If not wind and a renewable energy policy, proponents of the technology ask, what solution do wind opponents offer for solving the climate and energy crises? And shouldn’t they be lobbying to hold the fossil fuel industry to the same “discriminating approach” that Webb wants applied to wind development?

“These wind energy opponents are conveniently avoiding tackling the much larger challenge of weakness in the entire energy industry,” Azua says, “and failing to address the much larger impacts caused by conventional power technologies like coal.”

Webb offers a similar, but reverse, argument. “Perhaps the biggest problem with the campaign for wind energy development is that it distracts us from real solutions,” he says. “We deceive ourselves into believing we are doing something responsible to solve our energy problem.

“I think it’s an over-simplification to view the issue as a choice between coal and wind or between foreign oil and wind,” Webb says. “Our biggest problem is ever-increasing energy consumption.” Supporting wind development, he argues, will just lead to cheap electricity that encourages more consumption.

In Virginia, electricity consumption rose 2.5 percent annually through the 1990s, much of it imported from out of state, according to the SCC. While wind now provides less than one percent of the nation’s electricity needs, it’s growing at a rate of over 24 percent annually, making it “the fastest growing source of electricity generation on a percentage basis,” according to a Government Accounting Office report.

Even though state wind maps show there are very strong wind resources along ridges and the coast, power companies have just begun to target Virginia. So have renewable energy activists who hope to bring a greater percentage of such options to the mid-Atlantic energy table.

A recent study by Virginia Tech’s Center for Coal and Energy Research, while noting practical concerns such as the variability of some Virginia winds, sounded an upbeat note on the prospects for increased wind energy in the state.

“It appears,” said the Tech report, “that the major obstacles to increased wind development will be regulatory and legal in nature rather than economic.”

Up in Monterey, where the McBrides’ wind farm is slated for two ridges to the west, tensions at the SCC hearing ran high– but not the light level. In the Highland County Elementary School gymnasium, designers had supplemented two sets of glass-paneled double doors with just a single window. And, to reduce the glare of a brilliant sun beaming outside, the SCC has papered that one window over.

Overhead, 12 metal halide lamps struggled to keep the space bright enough for the audience to see the speakers. It was so dark inside the steel shell structure that the SCC brought in two batteries of floodlights.
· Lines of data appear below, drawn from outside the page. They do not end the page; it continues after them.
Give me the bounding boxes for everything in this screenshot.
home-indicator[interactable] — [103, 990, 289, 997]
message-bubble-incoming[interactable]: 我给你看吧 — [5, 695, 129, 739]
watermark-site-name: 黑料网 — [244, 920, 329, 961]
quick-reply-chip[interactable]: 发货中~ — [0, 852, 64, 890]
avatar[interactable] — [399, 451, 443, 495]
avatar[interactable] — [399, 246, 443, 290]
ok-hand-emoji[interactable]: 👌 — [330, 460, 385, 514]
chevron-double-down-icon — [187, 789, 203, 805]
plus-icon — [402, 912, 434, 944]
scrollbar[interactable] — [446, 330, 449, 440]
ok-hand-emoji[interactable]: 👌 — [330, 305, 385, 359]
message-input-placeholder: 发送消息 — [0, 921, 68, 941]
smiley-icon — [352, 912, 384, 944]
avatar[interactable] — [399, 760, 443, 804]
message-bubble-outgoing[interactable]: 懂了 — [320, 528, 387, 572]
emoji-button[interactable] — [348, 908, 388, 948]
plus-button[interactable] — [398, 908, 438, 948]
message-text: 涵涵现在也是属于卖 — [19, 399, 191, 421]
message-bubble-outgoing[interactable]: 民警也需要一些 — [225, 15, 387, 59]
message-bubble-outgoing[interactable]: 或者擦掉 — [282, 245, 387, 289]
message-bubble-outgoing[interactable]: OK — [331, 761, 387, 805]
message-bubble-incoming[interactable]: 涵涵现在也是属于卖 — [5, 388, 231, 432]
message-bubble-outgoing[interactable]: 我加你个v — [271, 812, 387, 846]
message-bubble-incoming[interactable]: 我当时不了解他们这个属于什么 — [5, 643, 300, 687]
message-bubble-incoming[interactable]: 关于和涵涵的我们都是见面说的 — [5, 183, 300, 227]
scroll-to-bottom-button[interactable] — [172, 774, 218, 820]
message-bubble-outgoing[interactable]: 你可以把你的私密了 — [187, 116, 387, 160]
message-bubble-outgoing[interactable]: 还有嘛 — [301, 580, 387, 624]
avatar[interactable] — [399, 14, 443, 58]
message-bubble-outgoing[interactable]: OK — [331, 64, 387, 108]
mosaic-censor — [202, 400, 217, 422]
Larry Held of Monterey cited a famous statement by the Union of Concerned Scientists: if every U.S. family replaced an incandescent light bulb with a compact fluorescent, the nation could decrease CO2 emissions by more than 90 billion pounds annually.

“To me,” Held told the crowd of about 75, “that sure sounds a lot more reasonable than erecting these huge inefficient eyesores along our ridge tops.”

Peter Asmus, author of Reaping the Wind, points to the problem of our aging electric grid, a dinosaur in the digital age. He calls for a “smart grid,” a transmission system that can keep pace with renewable technology.

“If we could harness the wind,” Hantzmon says, “just three states– Texas, North Dakota, and Kansas– could produce all our electricity needs in the U.S.”

Highland County wind opponent Andrew Luther, speaking in Monterey on Monday, said that just one 100-square-mile array of high-tech hydrogen-infused solar dishes located in a Southeastern desert could similarly supply 100 percent of the nation’s electrical needs.

Hantzmon adds that changes in technology will continue to redefine the renewable energy field, though for now such dreams remains “a theoretical construct.”